Why is Extra Mature Shipcord so well liked by visitors to Slate? It is a delicious cheddar-style cheese with robust flavours and a long tangy tail to its taste but perhaps most significantly it is one of our very local East Anglian cheeses, rarely tasted outside the region.
With this in mind, Clare and John set off to meet Susan Richards and her husband Robin who run Rodwell Farm just a few miles outside Ipswich. The farm is intersected by the B1113. On one side are the fields where the cows graze and the farm's milking parlour. On the other side, in a former calving shed, is the cheese making room where Susan has been making cheese since 2006. The Richards family have been farming this site for over 75 years during which time the original farm has been divided between several branches of the family.
Robin oversees care of the farm's herd of Holstein-Friesian cows, 120 of which are milked twice daily. The majority of this milk goes to the local dairy cooperative. Susan uses just a small portion to produce her handmade cheeses. The family take great pride in caring for their cattle, growing much of their own feed to complement pasture grazing.
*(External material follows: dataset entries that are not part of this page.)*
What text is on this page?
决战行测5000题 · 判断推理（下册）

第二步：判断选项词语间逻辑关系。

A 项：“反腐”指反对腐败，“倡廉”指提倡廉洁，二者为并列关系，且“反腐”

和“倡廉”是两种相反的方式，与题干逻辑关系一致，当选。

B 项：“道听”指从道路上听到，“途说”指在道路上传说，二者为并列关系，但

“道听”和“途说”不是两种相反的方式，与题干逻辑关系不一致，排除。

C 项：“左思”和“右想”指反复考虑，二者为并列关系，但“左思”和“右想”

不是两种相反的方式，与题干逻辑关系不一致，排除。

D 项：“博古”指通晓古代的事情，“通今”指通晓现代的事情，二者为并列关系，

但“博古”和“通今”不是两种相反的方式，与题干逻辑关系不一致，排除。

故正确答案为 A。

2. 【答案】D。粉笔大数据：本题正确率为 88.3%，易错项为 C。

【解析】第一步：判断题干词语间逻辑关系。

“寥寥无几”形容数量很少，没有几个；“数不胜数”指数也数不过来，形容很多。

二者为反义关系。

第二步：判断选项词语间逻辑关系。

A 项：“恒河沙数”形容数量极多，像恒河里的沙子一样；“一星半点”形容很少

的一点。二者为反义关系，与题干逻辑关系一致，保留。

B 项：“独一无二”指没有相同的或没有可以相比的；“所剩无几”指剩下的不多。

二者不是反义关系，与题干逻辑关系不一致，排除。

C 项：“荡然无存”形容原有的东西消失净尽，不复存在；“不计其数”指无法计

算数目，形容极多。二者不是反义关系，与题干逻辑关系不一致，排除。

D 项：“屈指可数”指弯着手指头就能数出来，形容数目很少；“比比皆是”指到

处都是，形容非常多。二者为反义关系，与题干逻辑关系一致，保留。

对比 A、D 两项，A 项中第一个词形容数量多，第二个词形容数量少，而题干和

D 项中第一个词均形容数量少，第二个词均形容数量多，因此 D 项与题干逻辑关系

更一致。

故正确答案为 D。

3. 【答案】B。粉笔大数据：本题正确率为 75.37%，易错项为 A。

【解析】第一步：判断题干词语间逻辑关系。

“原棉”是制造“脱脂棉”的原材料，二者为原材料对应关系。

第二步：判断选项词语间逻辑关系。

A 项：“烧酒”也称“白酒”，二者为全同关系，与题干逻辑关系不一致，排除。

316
The sileage clamps hold a nutritious "sandwich" of hay, maize and wheat. It almost smelled tasty!
Susan makes two cheeses: her cheddar-style Shipcord and Hawkston, a younger crumbly cheese similar to a Cheshire or Caerphilly. Both cheeses are named after river meadows on the farm. Susan uses only their own unpasteurised milk. She told us that unpasteurised milk allows the flavours of the farm to be expressed in her cheese. She believes the combination of control over the milk from cow to cheese room, coupled with high standards of hygiene make the cheese flavoursome and safe.
Cheese making is a combination of science and judgment. This year’s variable weather from the "Beast from the East" in early spring to the very hot summer has offered its challenges: the grass has been scorched; cattle feed scarcer and more expensive. Susan has also found the hot weather made the rind on her cheeses more fragile as it started to develop.
With the view that Shipcord is a big cheese for Slate we were perhaps surprised to find on arrival at Rodwell Farm that no cheese was being made that day. There is no enormous cheese-making vat. No extensive maturing room. In fact, Susan makes cheese (without help) only two days each week and the quantities are truly artisan. After pressing overnight, Shipcord is matured for 5 months, and the larger wheels intended to be "Extra Mature" are aged for twelve months. As for Hawkston, Susan was not even able to give us a taster – making the next batch was top of her "to-do" list!
We left the farm with a better knowledge of the limited supplies of Shipcord and a commitment to get our orders in early so that Slate customers can continue to enjoy this fantastic cheese, in particular for those East Anglian brides for whom we create wedding cheese cakes and who invariably ask for the wide base layer to be a truckle of Shipcord.